The coming of winter and next week's collective housing hui in Wellington have architecture lecturer Bill McKay thinking about how we can improve housing options for older New Zealanders.
Our "pretty miserable housing stock" is closely correlated to poor health outcomes, he tells Kathryn Ryan.
"The mid-winter spike in hospital attendance isn't just flu - there's a direct correlation with housing - too damp, too cold, too mouldy."
Many New Zealanders - especially older people - simply can't afford to warm their home or eat a good diet and the government's health reforms need to focus on preventing the fall-out from this, McKay says.
One promising solution is supported co-housing for elderly people as provided by the international organisation Abbeyfield.
Abbeyfield originated in the UK in the 1950s and currently operates 14 co-living houses in New Zealand.
"They have a really excellent track record of producing really excellent houses with about a dozen people living in them paying a very affordable rent and getting two meals a day cooked for them."
Most Abbeyfield tenants are over 80 and lived alone before moving to the house.

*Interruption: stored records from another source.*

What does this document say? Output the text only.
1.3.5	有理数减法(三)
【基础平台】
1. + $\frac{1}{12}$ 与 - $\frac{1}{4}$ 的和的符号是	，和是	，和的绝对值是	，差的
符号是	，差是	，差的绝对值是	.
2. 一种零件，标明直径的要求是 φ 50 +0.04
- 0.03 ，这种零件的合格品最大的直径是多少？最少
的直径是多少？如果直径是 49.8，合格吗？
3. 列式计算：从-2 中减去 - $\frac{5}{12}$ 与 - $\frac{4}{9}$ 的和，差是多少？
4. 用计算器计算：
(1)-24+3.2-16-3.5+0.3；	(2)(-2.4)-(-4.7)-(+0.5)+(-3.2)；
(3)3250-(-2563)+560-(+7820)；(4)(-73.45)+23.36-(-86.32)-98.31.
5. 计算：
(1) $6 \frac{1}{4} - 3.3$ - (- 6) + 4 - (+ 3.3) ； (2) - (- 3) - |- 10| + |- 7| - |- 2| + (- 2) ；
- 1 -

In 2020, New Zealand tenants paid an average of $385 board, which includes housekeeping and two meals.
At the Abbeyfield residence McKay visited - in the Auckland suburb of Sandringham - each of the 12 residents has a large private studio-style bedroom and ensuite.
Co-housing for people in their later years is a way to defer individual care costs - and therefore could save District Health Boards a lot of money - and it's also a way to support mental health, McKay says.
"Loneliness and social isolation, they're a big silent epidemic throughout New Zealand, especially with the elderly."
Abbeyfield is currently fundraising to set up a second Auckland house in Manukau.
Bill McKay is a Senior Lecturer in the School of Architecture and Planning at the University of Auckland.